Guru akan berperan sebagai "narator" atau "pengamat kolonial" yang memberikan tantangan dalam simulasi. Penilaian akan didasarkan pada pemahaman peserta didik terhadap peran pahlawan, strategi yang digunakan, kemampuan kolaborasi dalam kelompok, dan kemampuan memecahkan masalah dalam skenario simulasi.

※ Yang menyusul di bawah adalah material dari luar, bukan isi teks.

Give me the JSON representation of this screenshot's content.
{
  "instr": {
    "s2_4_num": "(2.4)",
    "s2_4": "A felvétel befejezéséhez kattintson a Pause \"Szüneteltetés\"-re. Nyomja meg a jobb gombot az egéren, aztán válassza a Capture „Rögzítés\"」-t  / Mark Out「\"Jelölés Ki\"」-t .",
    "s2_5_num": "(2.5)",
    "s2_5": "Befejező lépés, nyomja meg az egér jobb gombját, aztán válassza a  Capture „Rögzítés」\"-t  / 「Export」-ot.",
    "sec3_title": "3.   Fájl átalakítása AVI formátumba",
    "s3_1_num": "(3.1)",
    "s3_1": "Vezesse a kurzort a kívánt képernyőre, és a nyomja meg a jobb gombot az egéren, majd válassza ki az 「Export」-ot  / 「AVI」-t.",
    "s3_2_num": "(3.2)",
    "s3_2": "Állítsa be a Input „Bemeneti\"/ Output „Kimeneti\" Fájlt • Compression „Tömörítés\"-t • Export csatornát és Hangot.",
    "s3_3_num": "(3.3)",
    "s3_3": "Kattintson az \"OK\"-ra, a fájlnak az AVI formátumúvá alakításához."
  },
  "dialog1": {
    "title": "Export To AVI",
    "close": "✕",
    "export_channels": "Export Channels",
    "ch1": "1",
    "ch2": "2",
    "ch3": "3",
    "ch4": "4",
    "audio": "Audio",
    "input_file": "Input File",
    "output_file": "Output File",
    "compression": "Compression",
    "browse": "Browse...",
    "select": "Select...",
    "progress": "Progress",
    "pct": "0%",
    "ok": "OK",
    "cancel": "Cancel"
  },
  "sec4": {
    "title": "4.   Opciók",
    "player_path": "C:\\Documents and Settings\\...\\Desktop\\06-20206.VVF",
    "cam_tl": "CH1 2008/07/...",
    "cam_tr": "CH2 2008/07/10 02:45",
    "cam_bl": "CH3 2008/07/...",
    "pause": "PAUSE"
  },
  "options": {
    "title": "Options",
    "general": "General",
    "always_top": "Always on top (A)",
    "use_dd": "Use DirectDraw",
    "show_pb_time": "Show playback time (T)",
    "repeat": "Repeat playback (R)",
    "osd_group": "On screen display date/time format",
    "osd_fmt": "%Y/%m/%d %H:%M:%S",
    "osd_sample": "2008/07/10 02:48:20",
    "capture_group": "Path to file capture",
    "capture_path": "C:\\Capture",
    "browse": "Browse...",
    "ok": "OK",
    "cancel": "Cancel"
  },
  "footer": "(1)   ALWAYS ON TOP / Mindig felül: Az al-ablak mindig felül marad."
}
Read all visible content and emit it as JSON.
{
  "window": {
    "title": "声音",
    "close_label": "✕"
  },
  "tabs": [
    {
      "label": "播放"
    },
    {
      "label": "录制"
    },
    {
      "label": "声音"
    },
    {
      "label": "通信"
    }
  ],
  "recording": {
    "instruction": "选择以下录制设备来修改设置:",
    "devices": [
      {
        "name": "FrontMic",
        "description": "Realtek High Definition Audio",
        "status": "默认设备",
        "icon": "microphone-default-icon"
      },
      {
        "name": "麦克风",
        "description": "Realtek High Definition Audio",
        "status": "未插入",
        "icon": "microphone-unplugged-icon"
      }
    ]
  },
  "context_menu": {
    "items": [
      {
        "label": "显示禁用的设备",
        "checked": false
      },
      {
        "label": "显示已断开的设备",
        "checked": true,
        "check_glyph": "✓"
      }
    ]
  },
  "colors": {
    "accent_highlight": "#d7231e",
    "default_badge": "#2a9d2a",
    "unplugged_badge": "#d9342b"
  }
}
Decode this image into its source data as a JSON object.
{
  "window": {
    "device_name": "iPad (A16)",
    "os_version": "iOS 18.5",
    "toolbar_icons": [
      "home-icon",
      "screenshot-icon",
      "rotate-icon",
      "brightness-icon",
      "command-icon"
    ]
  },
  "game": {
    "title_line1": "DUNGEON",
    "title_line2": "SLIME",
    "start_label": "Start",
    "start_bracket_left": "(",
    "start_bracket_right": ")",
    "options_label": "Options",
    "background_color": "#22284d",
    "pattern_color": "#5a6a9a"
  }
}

Soal HOTS (Higher Order Thinking Skills)
Peserta didik diminta untuk menganalisis dampak jangka panjang dari perjuangan pahlawan lokal, melampaui sekadar identifikasi.
Soal 1:
Perjuangan pahlawan lokal seperti Tuanku Imam Bonjol di Minangkabau yang mengorganisir perlawanan terhadap Belanda seringkali tidak hanya berupa kekuatan fisik, tetapi juga memanfaatkan basis sosial dan keagamaan. Jika dibandingkan dengan perjuangan yang dilakukan oleh Pangeran Diponegoro di Jawa, persamaan mendasar dalam strategi mobilisasi massa yang digunakan kedua pahlawan tersebut adalah...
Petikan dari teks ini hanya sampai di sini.